The regime has also ordered its diplomats and overseas businessmen not to use the Internet for fear of "ideological contamination" and to further strengthen the monitoring of each other, the source said.
In addition, the North has imposed tougher restrictions on the use of mobile phones to screen out information about the Middle East uprisings from the secretive state.
Any North Korean who wants to use mobile phones must be authorized by the security agency, and no privately-owned mobile phones may be brought into the country, the source said.
Foreigners residing in the North are also subject to tougher restrictions on the use of mobile phones, the source said. Pyongyang has already suspended the rental of mobile phones by the few foreign visitors since early this year when the Jasmine Revolution erupted in the Arab world.
Some 400,000 mobile phones are believed to be in use in North Korea with its 23 million population, using the lone network operated by the Egyptian Orascom Telecom Holding.
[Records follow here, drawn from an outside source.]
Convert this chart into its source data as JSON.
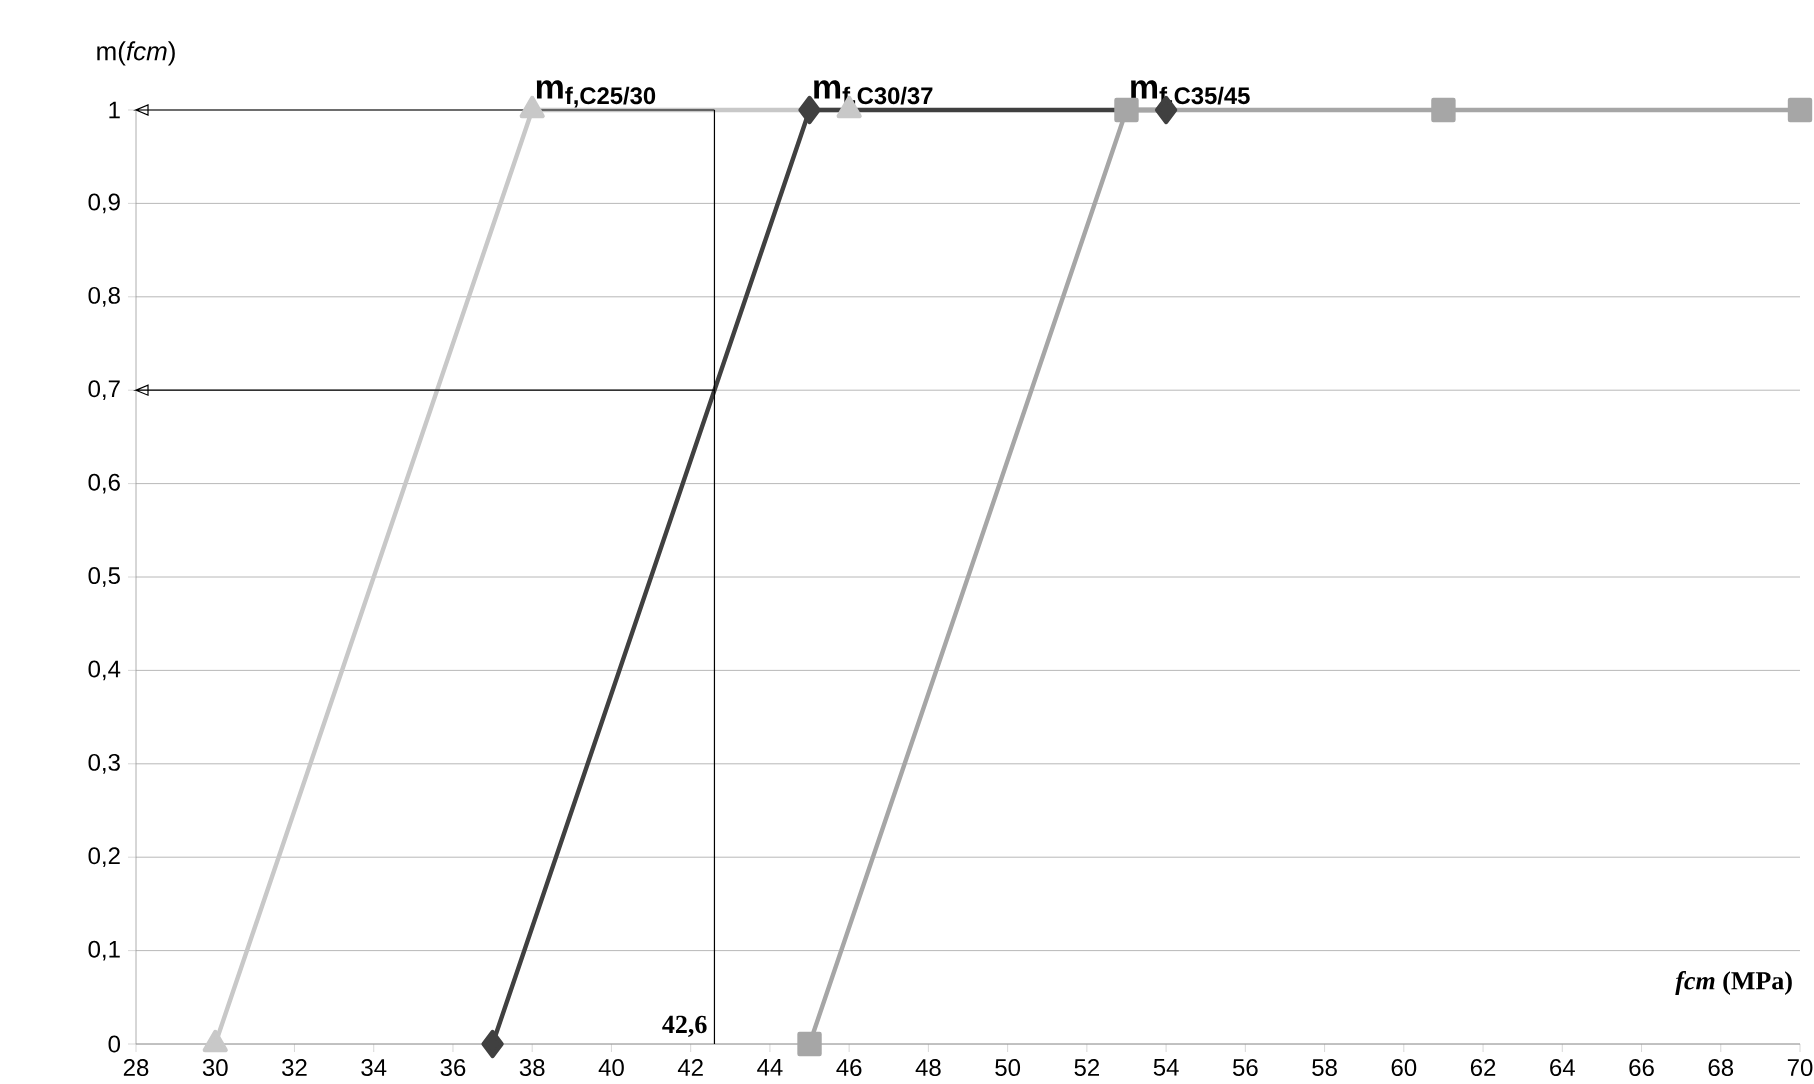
{
  "chart_data": {
    "type": "line",
    "xlabel": "*fcm* (MPa)",
    "ylabel": "m(*fcm*)",
    "xlim": [
      28,
      70
    ],
    "xticks": [
      28,
      30,
      32,
      34,
      36,
      38,
      40,
      42,
      44,
      46,
      48,
      50,
      52,
      54,
      56,
      58,
      60,
      62,
      64,
      66,
      68,
      70
    ],
    "ylim": [
      0,
      1
    ],
    "yticks": [
      0,
      {
        "value": 0.1,
        "label": "0,1"
      },
      {
        "value": 0.2,
        "label": "0,2"
      },
      {
        "value": 0.3,
        "label": "0,3"
      },
      {
        "value": 0.4,
        "label": "0,4"
      },
      {
        "value": 0.5,
        "label": "0,5"
      },
      {
        "value": 0.6,
        "label": "0,6"
      },
      {
        "value": 0.7,
        "label": "0,7"
      },
      {
        "value": 0.8,
        "label": "0,8"
      },
      {
        "value": 0.9,
        "label": "0,9"
      },
      1
    ],
    "grid": "y",
    "series": [
      {
        "name": "m$_{f,C25/30}$",
        "color": "#c8c8c8",
        "marker": "triangle",
        "x": [
          30,
          38,
          46
        ],
        "values": [
          0,
          1,
          1
        ]
      },
      {
        "name": "m$_{f,C30/37}$",
        "color": "#404040",
        "marker": "diamond",
        "x": [
          37,
          45,
          54
        ],
        "values": [
          0,
          1,
          1
        ]
      },
      {
        "name": "m$_{f,C35/45}$",
        "color": "#a6a6a6",
        "marker": "square",
        "x": [
          45,
          53,
          61,
          70
        ],
        "values": [
          0,
          1,
          1,
          1
        ]
      }
    ],
    "ref_lines": [
      {
        "axis": "x",
        "value": 42.6,
        "label": "42,6",
        "color": "#000000"
      },
      {
        "axis": "y",
        "value": 1,
        "color": "#000000"
      },
      {
        "axis": "y",
        "value": 0.7,
        "color": "#000000"
      }
    ]
  }
}
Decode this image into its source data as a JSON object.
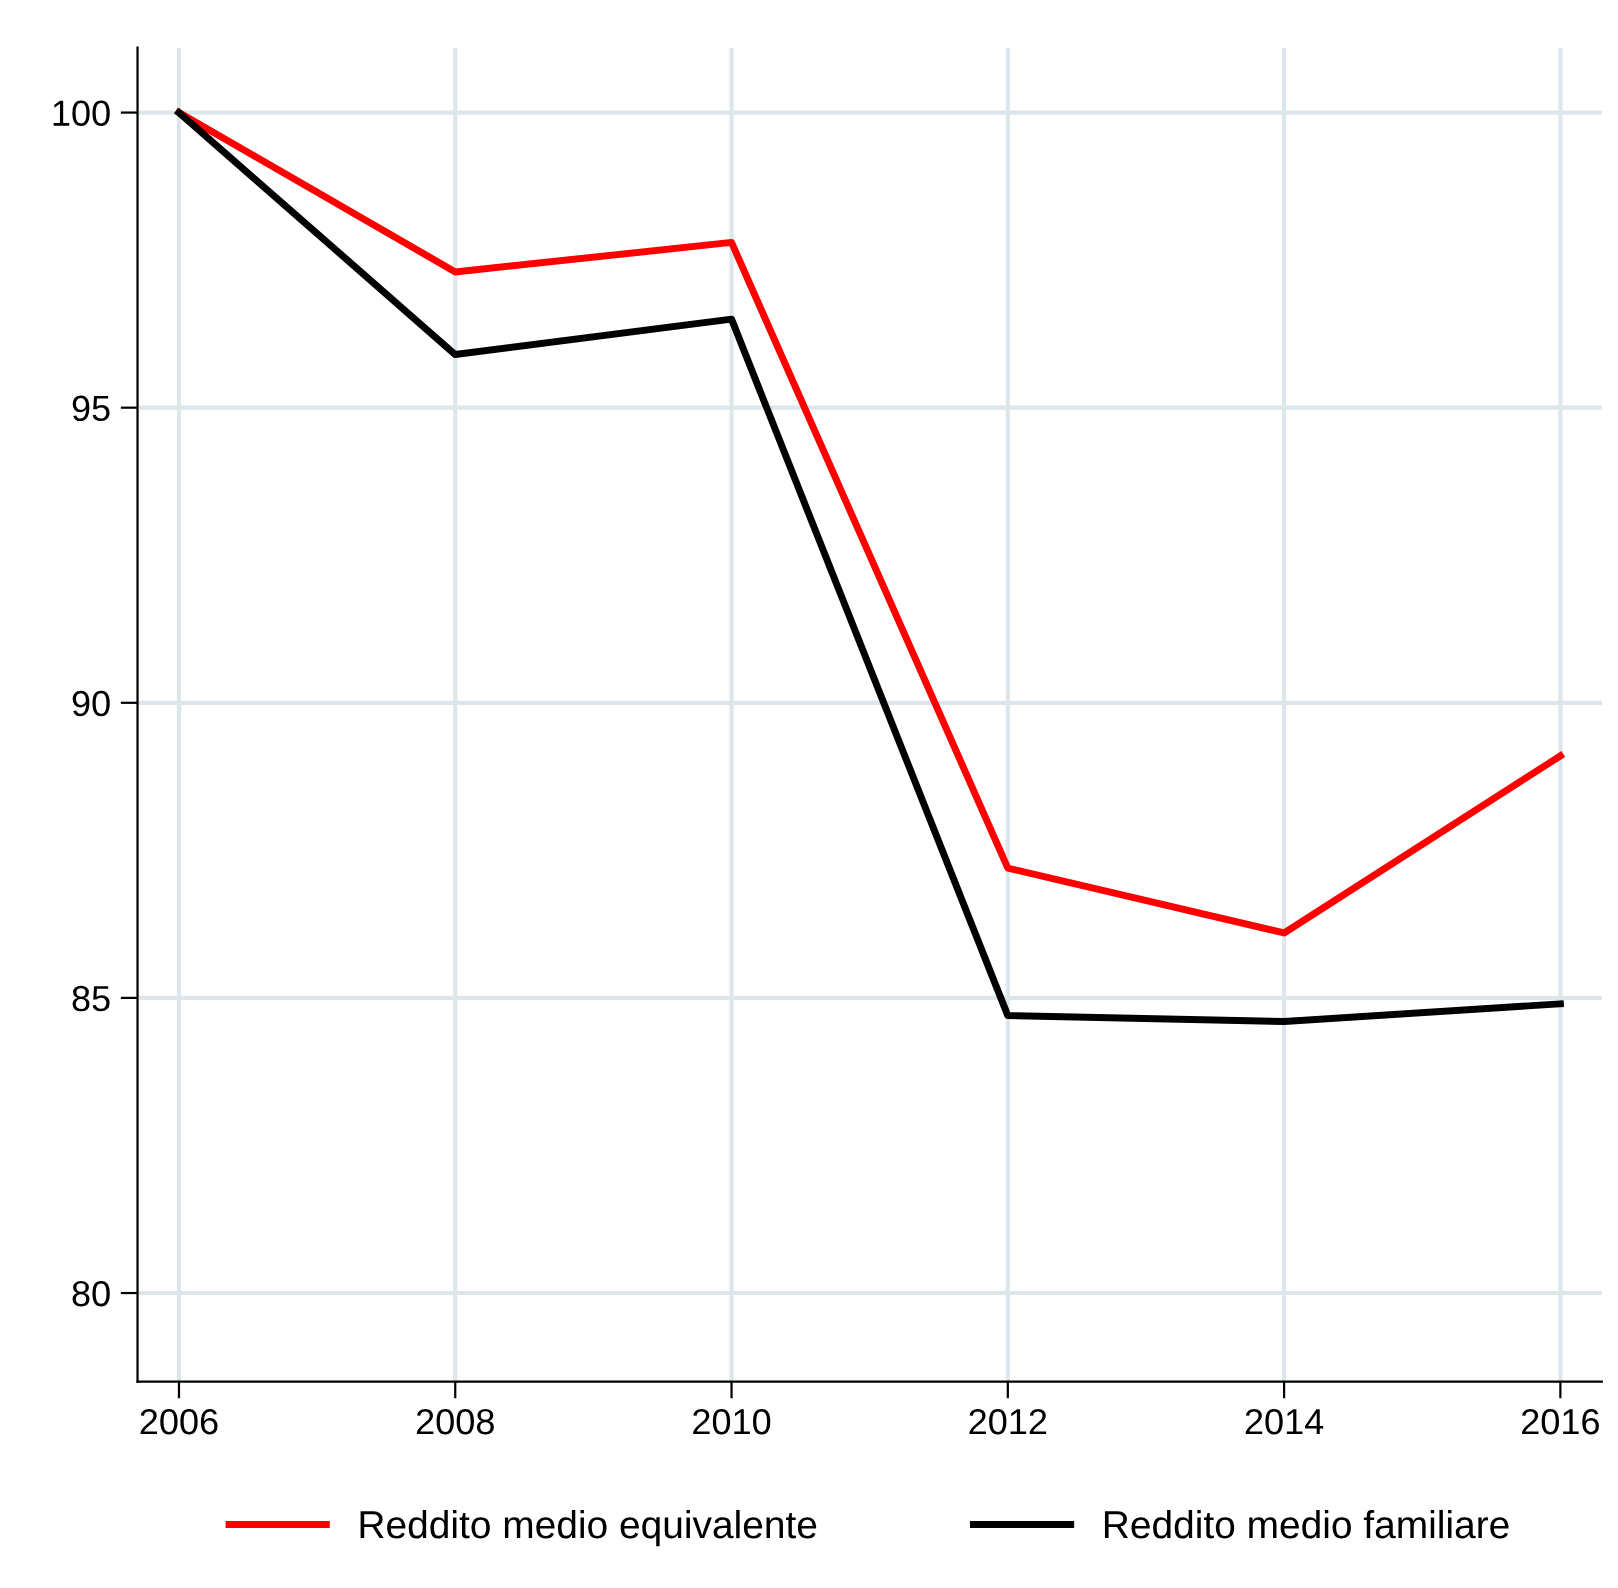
{
  "chart_data": {
    "type": "line",
    "x": [
      2006,
      2008,
      2010,
      2012,
      2014,
      2016
    ],
    "series": [
      {
        "name": "Reddito medio equivalente",
        "color": "#ff0000",
        "values": [
          100,
          97.3,
          97.8,
          87.2,
          86.1,
          89.1
        ]
      },
      {
        "name": "Reddito medio familiare",
        "color": "#000000",
        "values": [
          100,
          95.9,
          96.5,
          84.7,
          84.6,
          84.9
        ]
      }
    ],
    "xlim": [
      2005.7,
      2016.3
    ],
    "ylim": [
      78.5,
      101.1
    ],
    "xticks": [
      2006,
      2008,
      2010,
      2012,
      2014,
      2016
    ],
    "yticks": [
      80,
      85,
      90,
      95,
      100
    ],
    "grid": true,
    "legend": "bottom",
    "marker": "none",
    "line_style": "solid"
  }
}
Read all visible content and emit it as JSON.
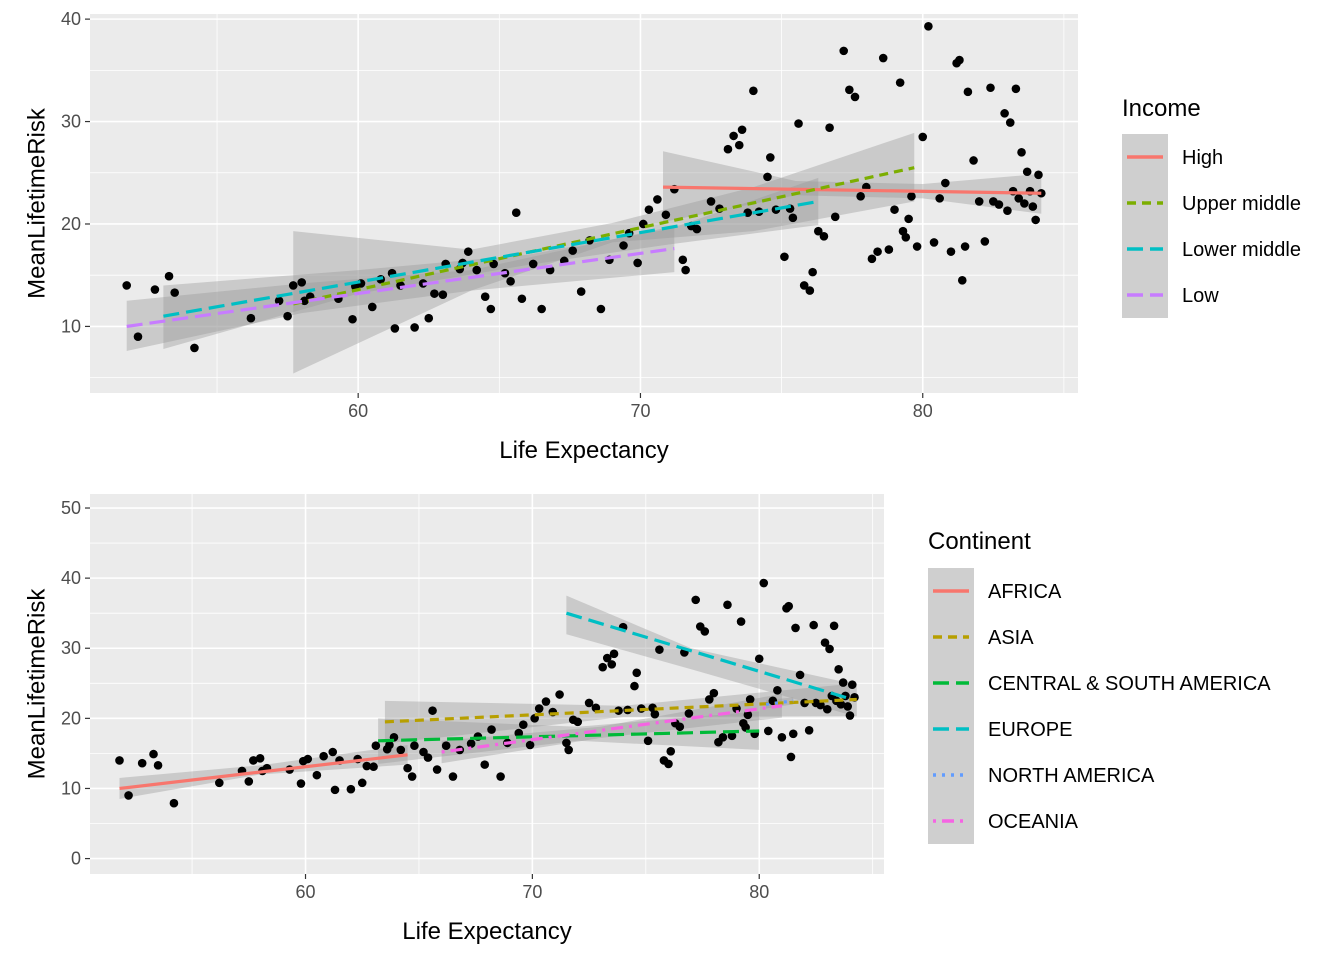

Orascom, which has provided mobile phone service in troubled countries from Tunisia to Iraq to Pakistan, launched a third-generation mobile network in North Korea in late 2008. In return for opening the mobile business, Orascom has provided funds and aid that help prop up the troubled Kim Jong-Il regime.
Defectors from the North said the mobile phones in the country cannot be used to spread information as they did in the Middle East and North Africa as only a few privileged elite who support the Kim Jong-Il regime are allowed to possess them.